Dün, 16.11.2008 Pazar günü, Irak Hükümeti, Amerika Birleşik Devletleri ile Güvenlik Anlaşması'nı onayladı ve anlaşma kararının, Irak Parlamentosu'na sevk edildiğini açıkladı. Oysa herkes bilmektedir ki parlamentodaki icra gücü ile anlaşmayı onaylayan Hükümet içerisindeki güç, aynı güçtür.
Görünen ve görünmeyen kısmıyla bu anlaşma, elbette son derece tehlikeli bir anlaşmadır. Kaldı ki bu anlaşmayı imzalamasının öncesinde saptırmada epey mesafe kateden Amerika'nın diktiği Irak Otoritesi'nin ödediği zararın korkunç boyutu son haddine ulaşmıştır. Ortaya attığı tartışmalar ve düzenlemeler ise... anlaşmanın çirkin yüzünü biraz olsun rötuşlama girişiminden öte bir şey değildir. Buna rağmen, Irak'a saldırarak Amerika'nın gerçekleşmesini istediği temel hususların hiç birini değiştirmeyi veya yeniden düzenlemeyi başaramamıştır!
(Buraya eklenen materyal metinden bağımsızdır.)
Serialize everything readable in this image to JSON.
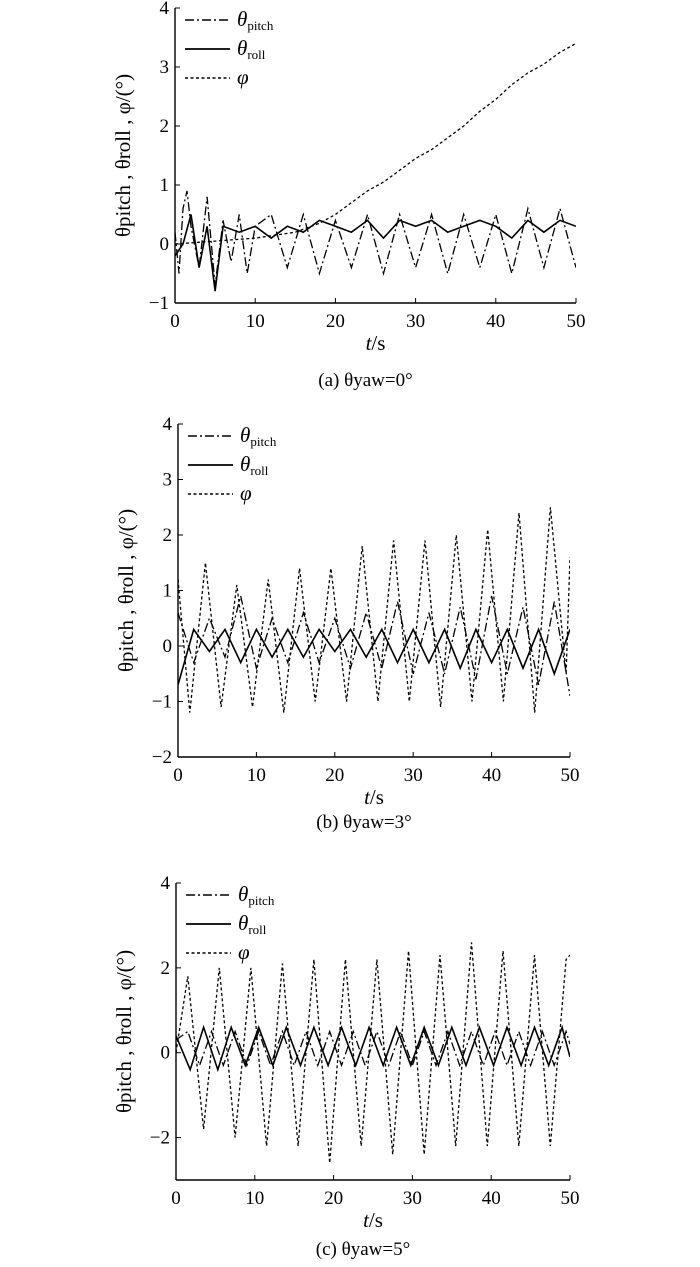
{
  "figure": {
    "xlabel": "t/s",
    "ylabel": "θpitch , θroll , φ/(°)"
  },
  "chart_data": [
    {
      "type": "line",
      "caption": "(a) θyaw=0°",
      "xlim": [
        0,
        50
      ],
      "ylim": [
        -1,
        4
      ],
      "xticks": [
        0,
        10,
        20,
        30,
        40,
        50
      ],
      "yticks": [
        -1,
        0,
        1,
        2,
        3,
        4
      ],
      "xlabel": "t/s",
      "ylabel": "θpitch , θroll , φ/(°)",
      "legend": [
        "θpitch",
        "θroll",
        "φ"
      ],
      "legend_position": "top-left",
      "series": [
        {
          "name": "θpitch",
          "style": "dashdot",
          "t": [
            0,
            0.5,
            1,
            1.5,
            2,
            3,
            4,
            5,
            6,
            7,
            8,
            9,
            10,
            12,
            14,
            16,
            18,
            20,
            22,
            24,
            26,
            28,
            30,
            32,
            34,
            36,
            38,
            40,
            42,
            44,
            46,
            48,
            50
          ],
          "values": [
            0.2,
            -0.5,
            0.6,
            0.9,
            0.3,
            -0.4,
            0.8,
            -0.7,
            0.4,
            -0.3,
            0.5,
            -0.5,
            0.3,
            0.5,
            -0.4,
            0.5,
            -0.5,
            0.4,
            -0.4,
            0.5,
            -0.5,
            0.5,
            -0.4,
            0.5,
            -0.5,
            0.5,
            -0.4,
            0.5,
            -0.5,
            0.6,
            -0.4,
            0.6,
            -0.4
          ]
        },
        {
          "name": "θroll",
          "style": "solid",
          "t": [
            0,
            1,
            2,
            3,
            4,
            5,
            6,
            8,
            10,
            12,
            14,
            16,
            18,
            20,
            22,
            24,
            26,
            28,
            30,
            32,
            34,
            36,
            38,
            40,
            42,
            44,
            46,
            48,
            50
          ],
          "values": [
            -0.2,
            0.0,
            0.5,
            -0.4,
            0.3,
            -0.8,
            0.3,
            0.2,
            0.3,
            0.1,
            0.3,
            0.2,
            0.4,
            0.3,
            0.2,
            0.4,
            0.1,
            0.4,
            0.3,
            0.4,
            0.2,
            0.3,
            0.4,
            0.3,
            0.1,
            0.4,
            0.2,
            0.4,
            0.3
          ]
        },
        {
          "name": "φ",
          "style": "dotted",
          "t": [
            0,
            5,
            10,
            15,
            18,
            20,
            22,
            24,
            26,
            28,
            30,
            32,
            34,
            36,
            38,
            40,
            42,
            44,
            46,
            48,
            50
          ],
          "values": [
            0.0,
            0.05,
            0.1,
            0.2,
            0.35,
            0.5,
            0.7,
            0.9,
            1.05,
            1.25,
            1.45,
            1.6,
            1.8,
            2.0,
            2.25,
            2.45,
            2.7,
            2.9,
            3.05,
            3.25,
            3.4
          ]
        }
      ]
    },
    {
      "type": "line",
      "caption": "(b) θyaw=3°",
      "xlim": [
        0,
        50
      ],
      "ylim": [
        -2,
        4
      ],
      "xticks": [
        0,
        10,
        20,
        30,
        40,
        50
      ],
      "yticks": [
        -2,
        -1,
        0,
        1,
        2,
        3,
        4
      ],
      "xlabel": "t/s",
      "ylabel": "θpitch , θroll , φ/(°)",
      "legend": [
        "θpitch",
        "θroll",
        "φ"
      ],
      "legend_position": "top-left",
      "series": [
        {
          "name": "θpitch",
          "style": "dashdot",
          "t": [
            0,
            2,
            4,
            6,
            8,
            10,
            12,
            14,
            16,
            18,
            20,
            22,
            24,
            26,
            28,
            30,
            32,
            34,
            36,
            38,
            40,
            42,
            44,
            46,
            48,
            50
          ],
          "values": [
            0.6,
            -0.3,
            0.5,
            -0.2,
            0.9,
            -0.4,
            0.5,
            -0.3,
            0.6,
            -0.3,
            0.5,
            -0.4,
            0.6,
            -0.4,
            0.8,
            -0.5,
            0.6,
            -0.5,
            0.7,
            -0.6,
            0.9,
            -0.5,
            0.7,
            -0.7,
            0.8,
            -0.9
          ]
        },
        {
          "name": "θroll",
          "style": "solid",
          "t": [
            0,
            2,
            4,
            6,
            8,
            10,
            12,
            14,
            16,
            18,
            20,
            22,
            24,
            26,
            28,
            30,
            32,
            34,
            36,
            38,
            40,
            42,
            44,
            46,
            48,
            50
          ],
          "values": [
            -0.7,
            0.3,
            -0.1,
            0.3,
            -0.3,
            0.3,
            -0.2,
            0.3,
            -0.2,
            0.3,
            -0.1,
            0.3,
            -0.2,
            0.3,
            -0.3,
            0.3,
            -0.3,
            0.3,
            -0.4,
            0.3,
            -0.3,
            0.3,
            -0.4,
            0.3,
            -0.5,
            0.3
          ]
        },
        {
          "name": "φ",
          "style": "dotted",
          "t": [
            0,
            1.5,
            3.5,
            5.5,
            7.5,
            9.5,
            11.5,
            13.5,
            15.5,
            17.5,
            19.5,
            21.5,
            23.5,
            25.5,
            27.5,
            29.5,
            31.5,
            33.5,
            35.5,
            37.5,
            39.5,
            41.5,
            43.5,
            45.5,
            47.5,
            49.5,
            50
          ],
          "values": [
            1.2,
            -1.2,
            1.5,
            -1.1,
            1.1,
            -1.1,
            1.2,
            -1.2,
            1.4,
            -1.0,
            1.4,
            -1.0,
            1.8,
            -1.0,
            1.9,
            -1.0,
            1.9,
            -1.1,
            2.0,
            -1.0,
            2.1,
            -1.0,
            2.4,
            -1.2,
            2.5,
            -0.5,
            1.6
          ]
        }
      ]
    },
    {
      "type": "line",
      "caption": "(c) θyaw=5°",
      "xlim": [
        0,
        50
      ],
      "ylim": [
        -3,
        4
      ],
      "xticks": [
        0,
        10,
        20,
        30,
        40,
        50
      ],
      "yticks": [
        -2,
        0,
        2,
        4
      ],
      "xlabel": "t/s",
      "ylabel": "θpitch , θroll , φ/(°)",
      "legend": [
        "θpitch",
        "θroll",
        "φ"
      ],
      "legend_position": "top-left",
      "series": [
        {
          "name": "θpitch",
          "style": "dashdot",
          "t": [
            0,
            1.5,
            3,
            4.5,
            6,
            7.5,
            9,
            10.5,
            12,
            13.5,
            15,
            16.5,
            18,
            19.5,
            21,
            22.5,
            24,
            25.5,
            27,
            28.5,
            30,
            31.5,
            33,
            34.5,
            36,
            37.5,
            39,
            40.5,
            42,
            43.5,
            45,
            46.5,
            48,
            49.5,
            50
          ],
          "values": [
            0.3,
            0.5,
            -0.3,
            0.5,
            -0.3,
            0.5,
            -0.3,
            0.5,
            -0.3,
            0.5,
            -0.3,
            0.5,
            -0.3,
            0.5,
            -0.3,
            0.5,
            -0.3,
            0.5,
            -0.3,
            0.5,
            -0.3,
            0.5,
            -0.3,
            0.5,
            -0.3,
            0.5,
            -0.3,
            0.5,
            -0.3,
            0.5,
            -0.3,
            0.5,
            -0.3,
            0.5,
            0.2
          ]
        },
        {
          "name": "θroll",
          "style": "solid",
          "t": [
            0,
            1.8,
            3.5,
            5.3,
            7.0,
            8.8,
            10.5,
            12.3,
            14.0,
            15.8,
            17.5,
            19.3,
            21.0,
            22.8,
            24.5,
            26.3,
            28.0,
            29.8,
            31.5,
            33.3,
            35.0,
            36.8,
            38.5,
            40.3,
            42.0,
            43.8,
            45.5,
            47.3,
            49.0,
            50
          ],
          "values": [
            0.4,
            -0.4,
            0.6,
            -0.4,
            0.6,
            -0.3,
            0.6,
            -0.3,
            0.6,
            -0.3,
            0.6,
            -0.3,
            0.6,
            -0.3,
            0.6,
            -0.3,
            0.6,
            -0.3,
            0.6,
            -0.3,
            0.6,
            -0.3,
            0.6,
            -0.3,
            0.6,
            -0.3,
            0.6,
            -0.3,
            0.6,
            -0.1
          ]
        },
        {
          "name": "φ",
          "style": "dotted",
          "t": [
            0,
            1.5,
            3.5,
            5.5,
            7.5,
            9.5,
            11.5,
            13.5,
            15.5,
            17.5,
            19.5,
            21.5,
            23.5,
            25.5,
            27.5,
            29.5,
            31.5,
            33.5,
            35.5,
            37.5,
            39.5,
            41.5,
            43.5,
            45.5,
            47.5,
            49.5,
            50
          ],
          "values": [
            0.0,
            1.8,
            -1.8,
            2.0,
            -2.0,
            2.0,
            -2.2,
            2.1,
            -2.2,
            2.2,
            -2.6,
            2.2,
            -2.2,
            2.2,
            -2.4,
            2.4,
            -2.4,
            2.3,
            -2.2,
            2.6,
            -2.2,
            2.4,
            -2.2,
            2.3,
            -2.2,
            2.2,
            2.3
          ]
        }
      ]
    }
  ]
}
Amerika Birleşik Devletleri, vahşî saldırılarıyla Irak'ı istilâ ettiğinde şu iki hususu gerçekleştirmeyi amaçlamıştır:
Birincisi: Ordusunun vahşî saldırılarını, içerideki ve dışarıdaki hiçbir otoritenin ve yargının engelleyemeyeceği şekilde bölgeye egemen olmak için Irak'ı siyasî ve askerî açıdan bir hareket noktası edinmek.
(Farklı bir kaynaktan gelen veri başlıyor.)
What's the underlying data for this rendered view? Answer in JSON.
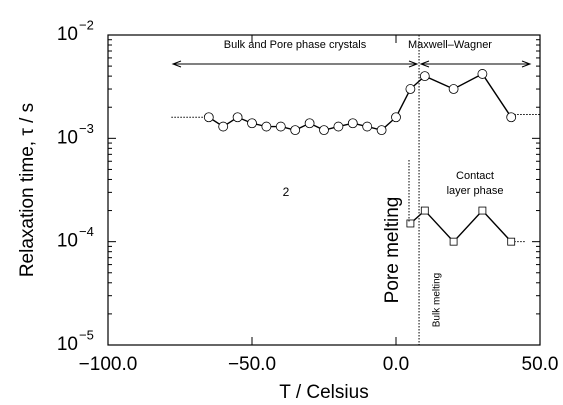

İkincisi: Irak'ın temel servet kaynağı olan "petrolü" ve bununla alakalı tüm paraları ele geçirmek.
İşte bu iki hususa, ne tartışmalarda, ne de düzenlemelerde hiç dokunulmamıştır. Bu da tüm politikacılar ile aklı olan veya hazır bulunup kulak veren herkese ifşâ olmuş açık ve net bir hakikattir. Ayrıca Amerika, sözde tartışmaları ve düzenlemeleri bitireceği bir madde olarak bu iki hususun yanına bazı diğer noktalar da eklemiştir...
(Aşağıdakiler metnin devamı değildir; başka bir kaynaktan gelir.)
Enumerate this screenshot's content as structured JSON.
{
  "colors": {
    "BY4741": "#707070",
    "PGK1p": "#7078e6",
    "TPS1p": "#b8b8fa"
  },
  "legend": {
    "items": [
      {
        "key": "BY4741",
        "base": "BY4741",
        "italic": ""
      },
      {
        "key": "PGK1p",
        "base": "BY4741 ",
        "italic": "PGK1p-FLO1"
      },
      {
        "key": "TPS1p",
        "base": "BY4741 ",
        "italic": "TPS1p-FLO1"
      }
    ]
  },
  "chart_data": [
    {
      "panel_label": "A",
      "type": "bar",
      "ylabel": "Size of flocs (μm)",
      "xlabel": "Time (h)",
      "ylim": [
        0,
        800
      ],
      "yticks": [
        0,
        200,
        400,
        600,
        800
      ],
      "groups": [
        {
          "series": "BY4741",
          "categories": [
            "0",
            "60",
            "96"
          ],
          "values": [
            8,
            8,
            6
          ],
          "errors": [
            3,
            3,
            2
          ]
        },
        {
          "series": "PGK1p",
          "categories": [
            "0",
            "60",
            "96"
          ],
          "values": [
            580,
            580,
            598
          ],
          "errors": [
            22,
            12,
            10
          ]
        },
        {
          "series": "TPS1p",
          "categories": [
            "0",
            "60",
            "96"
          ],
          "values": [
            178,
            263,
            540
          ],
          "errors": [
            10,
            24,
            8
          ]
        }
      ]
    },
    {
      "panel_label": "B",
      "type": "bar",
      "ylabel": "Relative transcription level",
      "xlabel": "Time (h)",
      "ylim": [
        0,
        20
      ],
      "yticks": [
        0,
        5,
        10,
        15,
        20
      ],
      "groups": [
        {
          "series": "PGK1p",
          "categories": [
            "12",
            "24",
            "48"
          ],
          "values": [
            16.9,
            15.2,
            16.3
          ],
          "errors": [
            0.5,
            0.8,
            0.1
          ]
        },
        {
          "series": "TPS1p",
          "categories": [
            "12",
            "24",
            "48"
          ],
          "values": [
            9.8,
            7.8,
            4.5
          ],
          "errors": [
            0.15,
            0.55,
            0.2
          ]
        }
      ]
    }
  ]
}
Hükümetin onayladığı güvenlik anlaşmasını inceleyen bir kimse, bu iki hususun anlaşmada tam manasıyla gerçekleştiğini görür:
1. Anlaşma metninde, askerlerin kılına dahi zarar gelmeksizin Amerikan kuvvetlerinin, 2011 yılına kadar Irak'ta kalmasının, kanunen ve yasal olarak onaylandığı belirtilmiştir!
Hatta bunun da ötesinde anlaşma metninde, bu kuvvetlere karşı düzenlenecek herhangi silahlı bir eylemin, bitirilmesi gereken terörist bir eylem sayılacağı, bunun da sadece Amerikan kuvvetlerinin hareketi ile değil, bilakis Irak Hükümeti'nin de bu terörizmle mücadele etmekle yükümlü olduğu belirtilmiştir!
Ayrıca Amerikan kuvvetlerinin, insanlara saldırması ve evleri basması, her ne kadar Irak yargısının yetkisi altındadır denilse de anlaşma, bunların saldırı ve baskın şeklinde rapor edilmesi yetkisini, iki taraftan oluşan komisyonun kararına bırakmıştır! Oysa aklı başında olan herkes, işgâl kuvvetlerinden ve onun diktiği otoriteden oluşan komisyonun kararına, işgâl kuvvetlerinden başka hiçbir kimsenin tahakküm edemeyeceğini ve otoritenin ona ortak olarak zikredilmesinin, işgâlin cürümlerine yalancı şahitlik yapmaktan öte bir şey olmadığını bilir.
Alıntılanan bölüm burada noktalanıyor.